Typically, people would start applications in their home country, but that’s no longer possible because the U.S. pulled its diplomats from Ukraine. The State Department will expand resettlement operations in eastern Europe under the new program to compensate.
Most of those admitted will receive two years of residence and authorization to work in the United States under what’s known as humanitarian parole. Those coming to the U.S. through the formal refugee process, including members of religious minority groups, will receive permanent legal residency.
A downside of the new effort is that humanitarian parole generally does not include temporary housing support and other benefits provided through the traditional refugee program, which is only slowly recovering from Trump-era cutbacks, said Krish O’Mara Vignarajah, president of Lutheran Immigration and Refugee Service.
Nevertheless, Vignarajah and other refugee advocates welcomed the announcement: “Families desperately seeking to bring their loved ones directly to safety in the U.S. have a glimmer of hope, where there once was exceedingly little,” she said.
Refugees will encounter a streamlined process in Europe, but they won’t be able to complete it in Mexico, senior administration officials told reporters, speaking on condition of anonymity to discuss the program before the public announcement.

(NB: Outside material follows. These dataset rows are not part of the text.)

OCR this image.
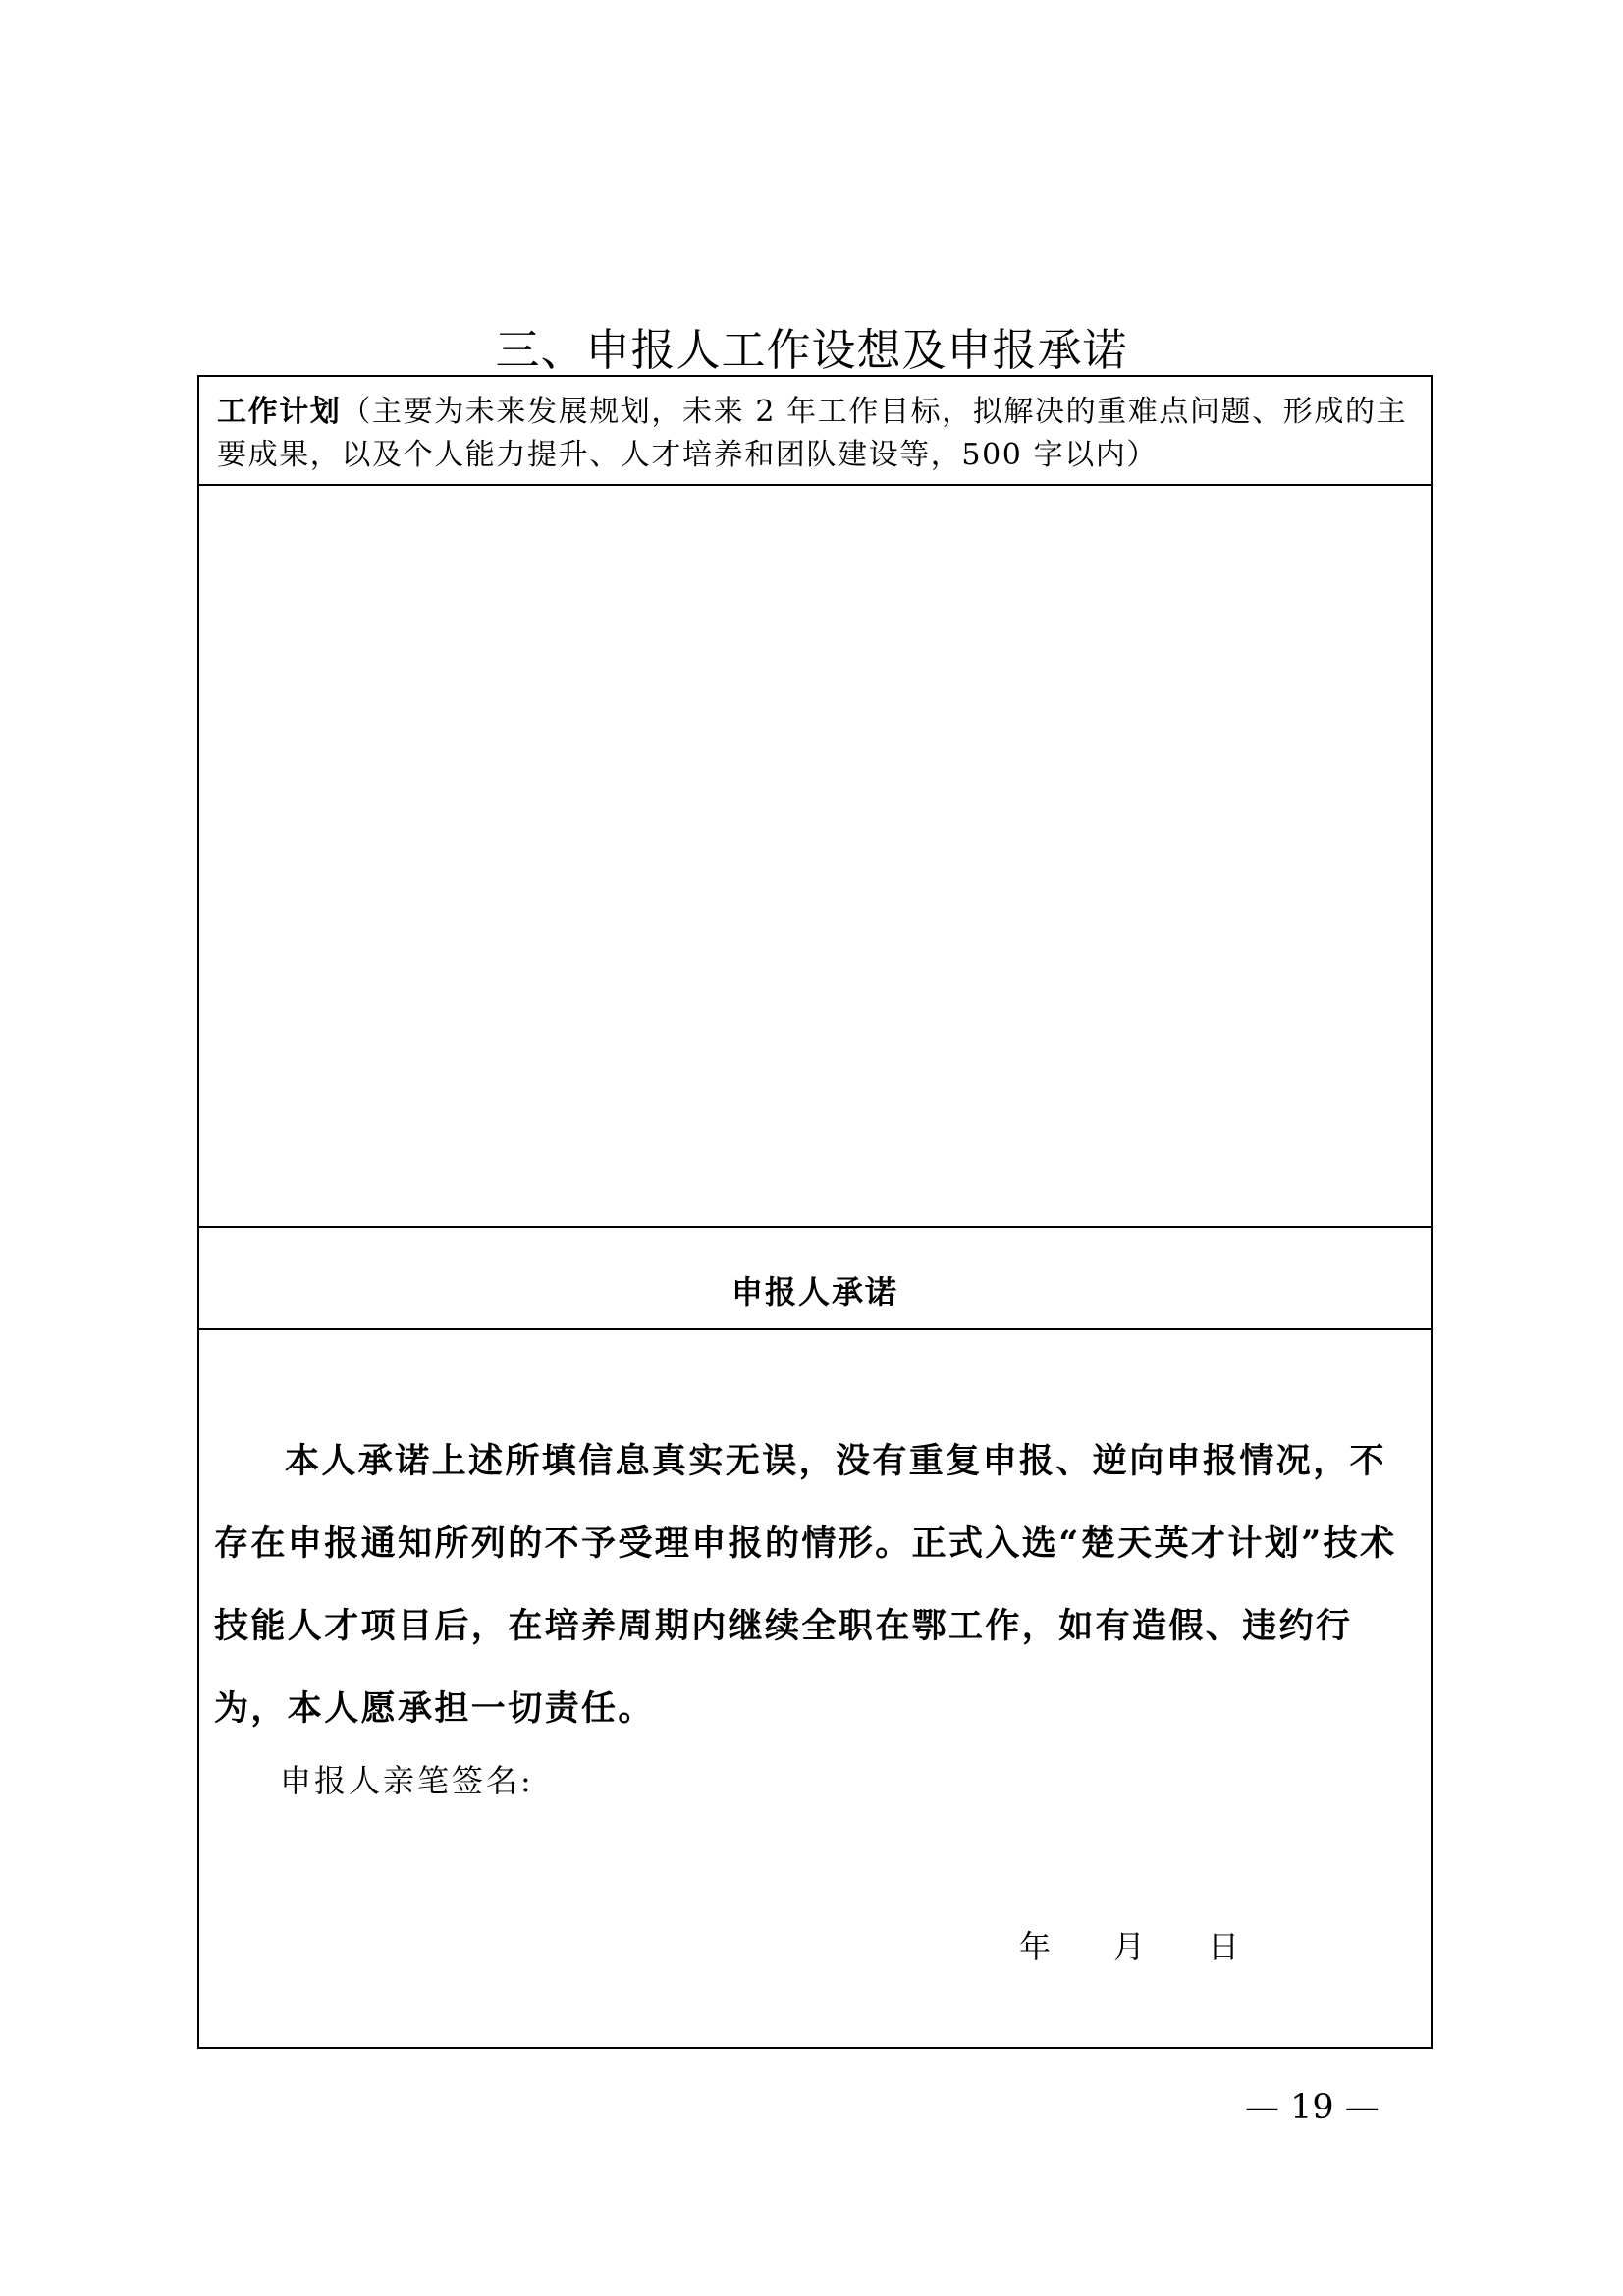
三、申报人工作设想及申报承诺
工作计划（主要为未来发展规划，未来 2 年工作目标，拟解决的重难点问题、形成的主要成果，以及个人能力提升、人才培养和团队建设等，500 字以内）
申报人承诺
本人承诺上述所填信息真实无误，没有重复申报、逆向申报情况，不存在申报通知所列的不予受理申报的情形。正式入选“楚天英才计划”技术技能人才项目后，在培养周期内继续全职在鄂工作，如有造假、违约行为，本人愿承担一切责任。
申报人亲笔签名:
年　　月　　日
— 19 —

Instead, Ukrainians who show up at the border will generally be turned away and told to apply for entry under the new program. That is the situation for most migrants under the public health order in place since early in the pandemic.
The Centers for Disease Control and Prevention has said the use of Title 42, which has been used to turn away more than 1.7 million people, is set to end May 23. The agency is under pressure to keep it in place — not to control COVID-19, as it was supposedly intended, but to help ease an increase in migrants seeking to cross the border.
Critics of the use of Title 42 at the border have pointed out that it denies people their right under U.S law and international treaty to make claims for asylum and forces migrants to return to dangerous conditions in northern Mexico and elsewhere.